Well, I suppose the other end of the extreme would be something that everyone’s paying attention to, you know, last week we had or the week before, that was these three heads of Harvard and Penn and one other university that got a ton of attention. It was the Saturday Night Live opening sketch and everything. So that would be the other extreme, which would be petrifying in its own right.

Dan Grech 11:01

Well, it’s funny. Yeah. The other one was MIT. And what happened is, at least the phonic one of the Congress, women, basically, set them all up with a completely you know, a question that you really there’s no right answer to so the question was, if somebody on your campus calls for the genocide of Jews, you know, would you allow that? Yes, yes, or no? Yeah,

John Corcoran 11:32

I think it was it was asking about if had violated their code of conduct or something along those lines. 

Dan Grech 11:38

Yeah, exactly. And, you know, they answered legalistically. And she was asking for a moral answer. Yeah. But the bottom line is, I saw that, and I was petrified. So one of the really cool aspects of this, John is I am a part of Have you heard of the Goldman Sachs 10,000 Small Business Training program? 

John Corcoran 11:56

And my business partner? Jeremy did it. 

Dan Grech 11:59

Yeah. So they have a voices initiative, right, which is a small business advocacy initiative.

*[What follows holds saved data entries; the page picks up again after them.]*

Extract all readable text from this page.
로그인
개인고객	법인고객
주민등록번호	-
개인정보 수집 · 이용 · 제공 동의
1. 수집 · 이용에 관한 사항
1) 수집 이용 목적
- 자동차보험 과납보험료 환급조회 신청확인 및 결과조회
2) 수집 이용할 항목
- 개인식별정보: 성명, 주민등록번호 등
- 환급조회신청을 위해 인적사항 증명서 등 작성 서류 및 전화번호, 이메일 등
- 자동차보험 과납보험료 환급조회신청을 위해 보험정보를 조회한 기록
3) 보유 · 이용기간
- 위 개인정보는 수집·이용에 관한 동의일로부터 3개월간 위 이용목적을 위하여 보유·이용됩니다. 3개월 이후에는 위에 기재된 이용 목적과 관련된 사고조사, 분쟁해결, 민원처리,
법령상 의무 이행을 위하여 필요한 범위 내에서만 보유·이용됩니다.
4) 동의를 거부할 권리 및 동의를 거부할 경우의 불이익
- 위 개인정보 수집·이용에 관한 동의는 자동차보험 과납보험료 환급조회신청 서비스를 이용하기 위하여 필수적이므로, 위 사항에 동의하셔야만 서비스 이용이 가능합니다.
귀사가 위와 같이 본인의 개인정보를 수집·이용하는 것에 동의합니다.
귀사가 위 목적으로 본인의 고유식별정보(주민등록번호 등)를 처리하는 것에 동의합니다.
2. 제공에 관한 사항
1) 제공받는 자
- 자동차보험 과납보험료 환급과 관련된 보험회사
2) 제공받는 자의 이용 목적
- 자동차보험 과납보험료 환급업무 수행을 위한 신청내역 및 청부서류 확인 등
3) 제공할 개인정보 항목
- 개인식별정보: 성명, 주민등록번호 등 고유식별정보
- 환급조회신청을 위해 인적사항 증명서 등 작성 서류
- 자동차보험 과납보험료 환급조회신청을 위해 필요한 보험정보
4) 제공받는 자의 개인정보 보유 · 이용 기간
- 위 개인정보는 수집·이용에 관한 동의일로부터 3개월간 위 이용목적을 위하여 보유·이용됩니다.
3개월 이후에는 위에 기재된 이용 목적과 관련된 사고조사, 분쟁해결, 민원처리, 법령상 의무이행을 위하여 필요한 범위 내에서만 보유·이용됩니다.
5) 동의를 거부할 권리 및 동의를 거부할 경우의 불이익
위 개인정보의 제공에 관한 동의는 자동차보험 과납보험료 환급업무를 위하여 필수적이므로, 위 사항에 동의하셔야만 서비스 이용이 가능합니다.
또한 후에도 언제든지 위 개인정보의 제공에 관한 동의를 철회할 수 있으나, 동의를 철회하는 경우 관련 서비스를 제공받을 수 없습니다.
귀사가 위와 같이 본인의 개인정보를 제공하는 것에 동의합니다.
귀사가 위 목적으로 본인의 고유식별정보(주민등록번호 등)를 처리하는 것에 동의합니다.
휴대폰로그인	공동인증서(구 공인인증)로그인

I’ve been involved with them for years now. I’ve spoken to my local Congresswoman. I’ve spoken to the mayor of Miami Dade County. And so when I got this opportunity to speak, the first call I made was to the voices representative for my region. And she connected me basically to the Goldman Sachs PR machine. And so I actually went and spent two hours in prep within Goldman Sachs offices overlooking the Capitol, I could see the Christmas tree, the National Christmas Tree from from the office, it was like, one of the higher buildings, and they prepped me for every possible eventuality. And it was very interesting, because I’ve never been prepped before, for how to like, dodge and weave and avoid. And, you know, it was incredible. Like, there’s really an art to it. And you know, one of the things that they taught me was, “Do not rush your answer.” You know, when they ask you a question that has you a little off of your game, take a beat, take a beat. And so I actually don’t know, you know, your listening audience won’t be able to see this. But I have a piece of paper, the only piece of paper I had with notes because I knew this stuff. Cold is the name of the chairman, the name of the ranking member, the name of the woman who invited me, because I was not confident I was going to remember any of this. And then the words, take a beat.

John Corcoran 13:35

Yeah, you got to be careful with that these days now, with these high resolution cameras, and iPhones and stuff like that. There have been a few times when someone’s like notes have been caught. You know, it’s published after the back, especially with something a little bit embarrassing. Yeah, that’s not embarrassing to have that.